Selective Data Distribution
Selective data distribution replication enhances the current replication feature by allowing you to restart large, time-consuming initial replication or incremental updates from an intermediate point. A single replication instance can fail for a number of environmental and internal reasons. Previously, when you restarted a failed replication instance, replication required a full resend of all data transmitted prior to the failure. With resumable replication, no data is retransmitted. Replication is resumable across machine reboot, stack restart, and network partitions. The resumable replication feature is fully automated and does not require or allow any user intervention.
For example, suppose a replication profile has already been configured from a source to a target. A large, full send begins between the two that is expected to take weeks to complete. Halfway through, a power outage at the data center that houses the source causes the source machine to go down and only come back up after a few hours. On startup, the source will detect a replication was ongoing, automatically re-contact the target, and resume the replication where it left off. In the user interface (UI) on the source, the same replication send job will appear as active and continue to update its progress. However, in the UI of the target, a new replication receive job will appear but will track its progress as a percentage of the entire replication.

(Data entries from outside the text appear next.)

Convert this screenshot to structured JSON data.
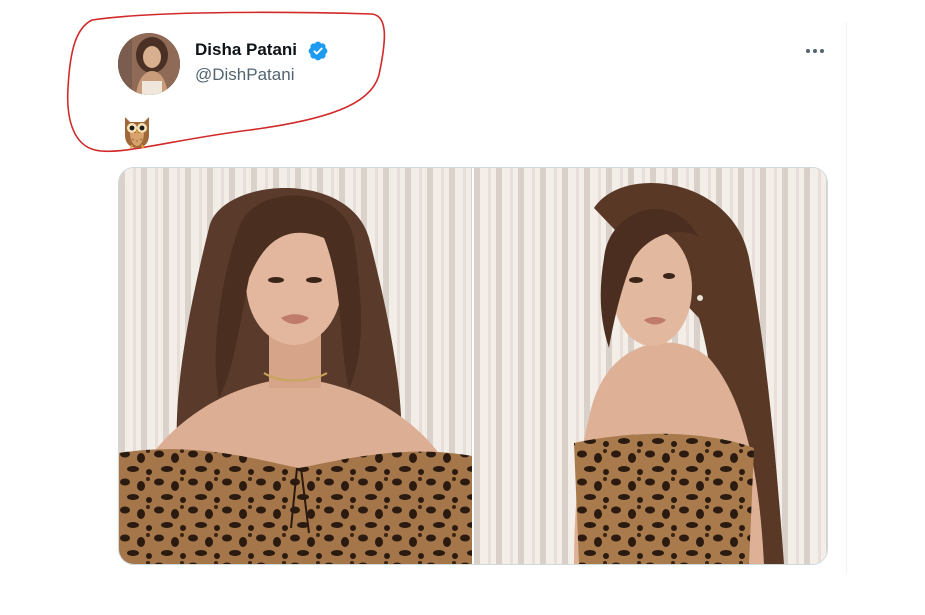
{
  "tweet": {
    "author": {
      "display_name": "Disha Patani",
      "handle": "@DishPatani",
      "verified": true,
      "avatar_icon": "profile-photo"
    },
    "text_emoji": "owl-emoji",
    "more_icon": "more-horizontal-icon",
    "media": [
      {
        "kind": "photo",
        "description_icon": "photo-1"
      },
      {
        "kind": "photo",
        "description_icon": "photo-2"
      }
    ]
  },
  "colors": {
    "name": "#0f1419",
    "handle": "#536471",
    "verified": "#1d9bf0",
    "annotation": "#d12a2a",
    "border": "#cfd9de"
  }
}
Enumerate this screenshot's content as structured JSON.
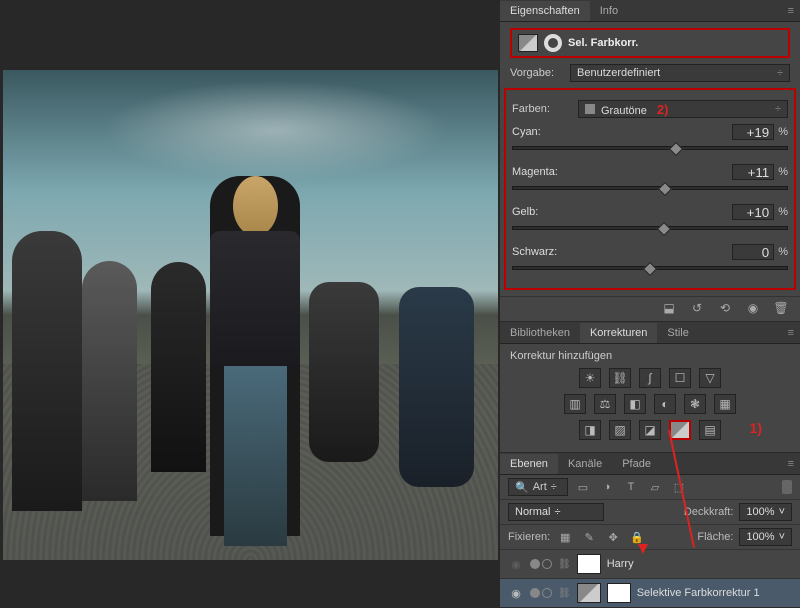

In 4.1 and earlier releases, the replication component would always clean up after failed jobs to ensure that the Delphix Engine was kept in a consistent state and that no storage was wasted on unused data. With the addition of resumability, the target and source can choose to retain partial replication state following a failure to allow future replications to complete from that intermediate point. In the current release, the target and source will only choose to retain partial replication state following failures that leave them out of network contact with each other – for example, source restart, target restart, or network partition. Once network contact is re-established, the ongoing replication will be automatically detected and resumed.

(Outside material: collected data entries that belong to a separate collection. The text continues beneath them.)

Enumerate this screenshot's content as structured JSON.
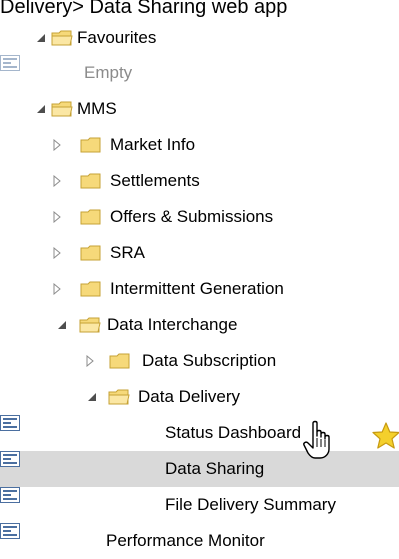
{
  "header": {
    "text": "Delivery> Data Sharing web app"
  },
  "tree": {
    "items": [
      {
        "label": "Favourites",
        "muted": false
      },
      {
        "label": "Empty",
        "muted": true
      },
      {
        "label": "MMS",
        "muted": false
      },
      {
        "label": "Market Info",
        "muted": false
      },
      {
        "label": "Settlements",
        "muted": false
      },
      {
        "label": "Offers & Submissions",
        "muted": false
      },
      {
        "label": "SRA",
        "muted": false
      },
      {
        "label": "Intermittent Generation",
        "muted": false
      },
      {
        "label": "Data Interchange",
        "muted": false
      },
      {
        "label": "Data Subscription",
        "muted": false
      },
      {
        "label": "Data Delivery",
        "muted": false
      },
      {
        "label": "Status Dashboard",
        "muted": false
      },
      {
        "label": "Data Sharing",
        "muted": false,
        "selected": true
      },
      {
        "label": "File Delivery Summary",
        "muted": false
      },
      {
        "label": "Performance Monitor",
        "muted": false
      }
    ]
  },
  "colors": {
    "folder": "#f6d97a",
    "folder_border": "#c6a235",
    "arrow": "#8c8c8c",
    "expanded_arrow": "#4e4e4e",
    "selected_bg": "#d9d9d9",
    "star": "#f4d02c"
  }
}
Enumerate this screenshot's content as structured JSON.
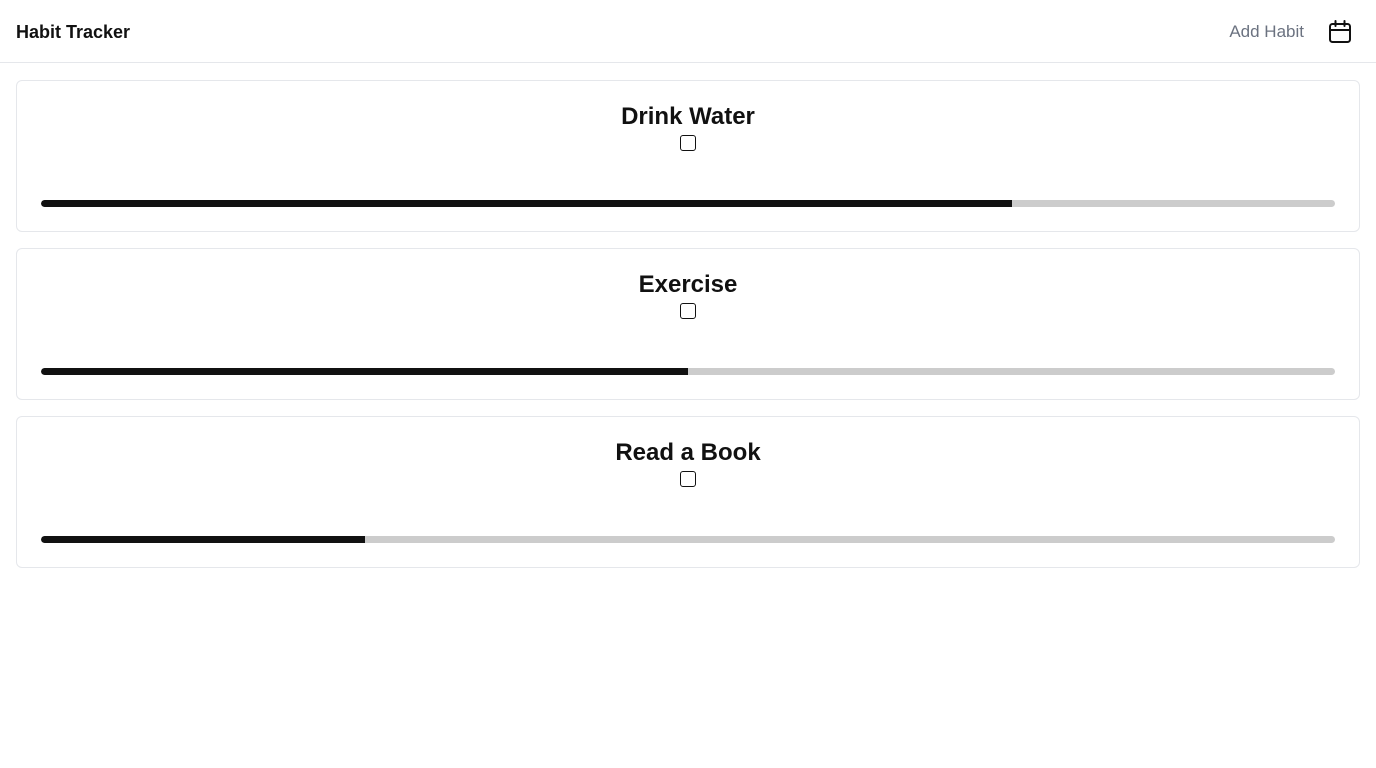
{
  "header": {
    "title": "Habit Tracker",
    "add_habit_label": "Add Habit",
    "calendar_icon": "calendar-icon"
  },
  "habits": [
    {
      "name": "Drink Water",
      "checked": false,
      "progress": 0.75
    },
    {
      "name": "Exercise",
      "checked": false,
      "progress": 0.5
    },
    {
      "name": "Read a Book",
      "checked": false,
      "progress": 0.25
    }
  ],
  "colors": {
    "progress_fill": "#111111",
    "progress_track": "#cccccc",
    "muted_text": "#6b7280",
    "border": "#e5e7eb"
  }
}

Replication will not resume after failures that leave the source and target connected. For example, if a storage failure on the target, such as out-of-space errors, causes a replication to fail, the source and target remain connected. As a result, the Engine will discard state data associated with the failed Replication operation. Nonetheless, resumable replication would begin during a source reboot, a target reboot, and a network partition.

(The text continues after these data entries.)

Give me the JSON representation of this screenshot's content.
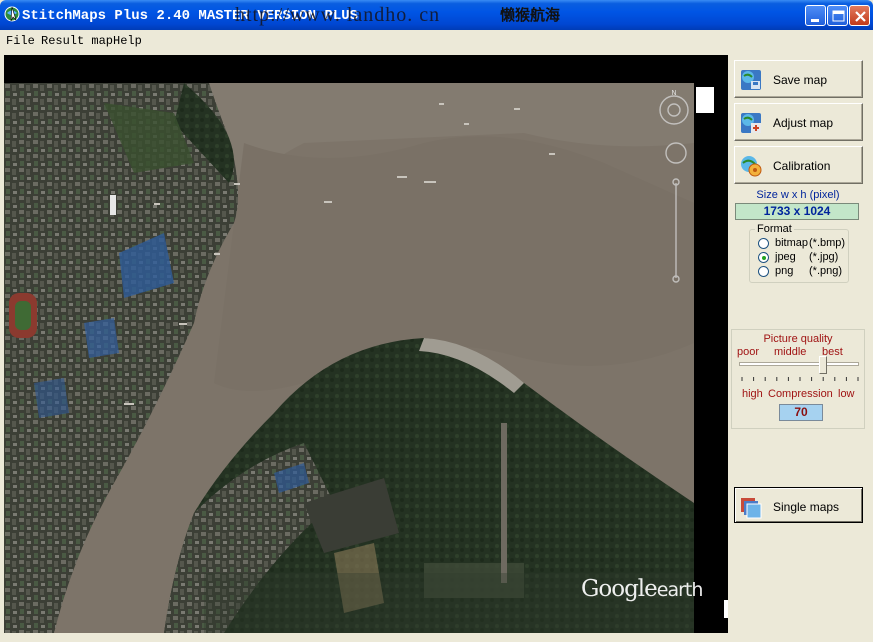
{
  "window": {
    "title": "StitchMaps Plus 2.40 MASTER VERSION PLUS",
    "watermark_url": "http://www. landho. cn",
    "watermark_cn": "懒猴航海",
    "buttons": [
      "minimize-icon",
      "maximize-icon",
      "close-icon"
    ]
  },
  "menu": {
    "items": [
      "File",
      "Result map",
      "Help"
    ]
  },
  "map": {
    "brand": "Google",
    "brand_suffix": "earth"
  },
  "panel": {
    "save_label": "Save map",
    "adjust_label": "Adjust map",
    "calibration_label": "Calibration",
    "size_label": "Size w x h (pixel)",
    "size_value": "1733 x 1024",
    "format": {
      "legend": "Format",
      "options": [
        {
          "name": "bitmap",
          "ext": "(*.bmp)",
          "selected": false
        },
        {
          "name": "jpeg",
          "ext": "(*.jpg)",
          "selected": true
        },
        {
          "name": "png",
          "ext": "(*.png)",
          "selected": false
        }
      ]
    },
    "quality": {
      "title": "Picture quality",
      "poor": "poor",
      "middle": "middle",
      "best": "best",
      "high": "high",
      "compression": "Compression",
      "low": "low",
      "compression_value": "70",
      "slider_level": 0.7
    },
    "single_label": "Single maps"
  },
  "colors": {
    "titlebar": "#0055e5",
    "river": "#7d7469",
    "size_box": "#c3e6c9",
    "quality_text": "#a01414"
  }
}
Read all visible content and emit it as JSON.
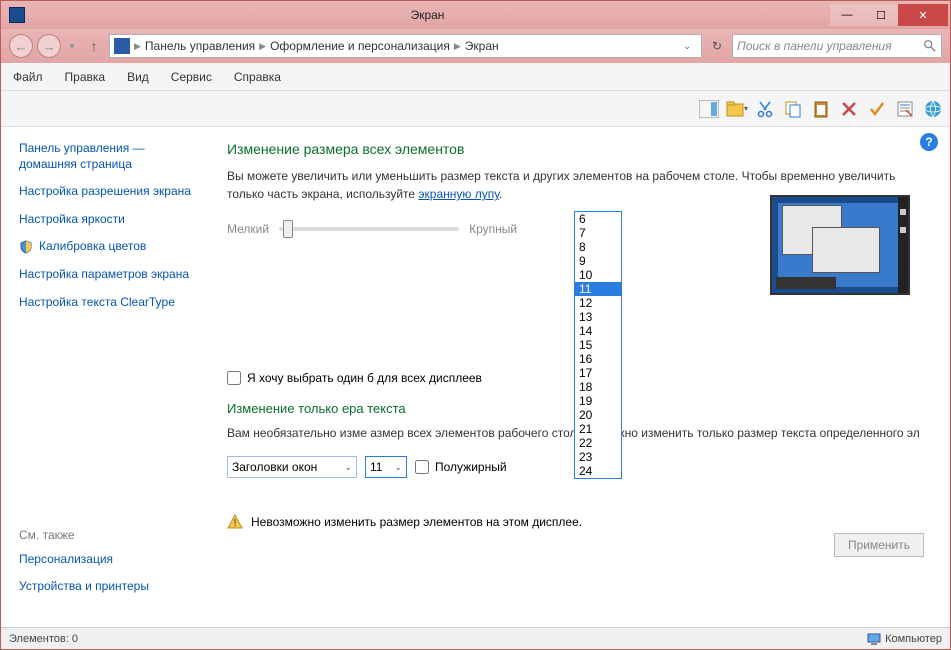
{
  "title": "Экран",
  "nav": {
    "back_symbol": "←",
    "fwd_symbol": "→",
    "up_symbol": "↑"
  },
  "breadcrumb": {
    "items": [
      "Панель управления",
      "Оформление и персонализация",
      "Экран"
    ]
  },
  "search_placeholder": "Поиск в панели управления",
  "menu": [
    "Файл",
    "Правка",
    "Вид",
    "Сервис",
    "Справка"
  ],
  "sidebar": {
    "links": [
      "Панель управления — домашняя страница",
      "Настройка разрешения экрана",
      "Настройка яркости",
      "Калибровка цветов",
      "Настройка параметров экрана",
      "Настройка текста ClearType"
    ],
    "see_also": "См. также",
    "bottom": [
      "Персонализация",
      "Устройства и принтеры"
    ]
  },
  "main": {
    "heading1": "Изменение размера всех элементов",
    "desc_a": "Вы можете увеличить или уменьшить размер текста и других элементов на рабочем столе. Чтобы временно увеличить только часть экрана, используйте ",
    "link_magnifier": "экранную лупу",
    "slider_small": "Мелкий",
    "slider_large": "Крупный",
    "checkbox": "Я хочу выбрать один         б для всех дисплеев",
    "heading2": "Изменение только         ера текста",
    "desc2": "Вам необязательно изме        азмер всех элементов рабочего стола — можно изменить только размер текста определенного эл",
    "combo_category": "Заголовки окон",
    "combo_size": "11",
    "bold_label": "Полужирный",
    "warning": "Невозможно изменить размер элементов на этом дисплее.",
    "apply": "Применить"
  },
  "dropdown": {
    "options": [
      "6",
      "7",
      "8",
      "9",
      "10",
      "11",
      "12",
      "13",
      "14",
      "15",
      "16",
      "17",
      "18",
      "19",
      "20",
      "21",
      "22",
      "23",
      "24"
    ],
    "selected": "11"
  },
  "status": {
    "left": "Элементов: 0",
    "right": "Компьютер"
  }
}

Replicating Delphix Self-Service Templates
Templates can now be replicated and accessed on the target engine via Delphix Self-Service (Jet Stream). Replicated templates can be replicated into the target space with or without their containers. On the new target engine, the newly created replicated template can be used to create new containers that are assigned to users. You cannot change the replicated template’s name or the names of the containers from which it was replicated.
Any containers that were replicated over with the template cannot be used to start, stop etc until they are disconnected to their parent containers in the source engine during the failover operation.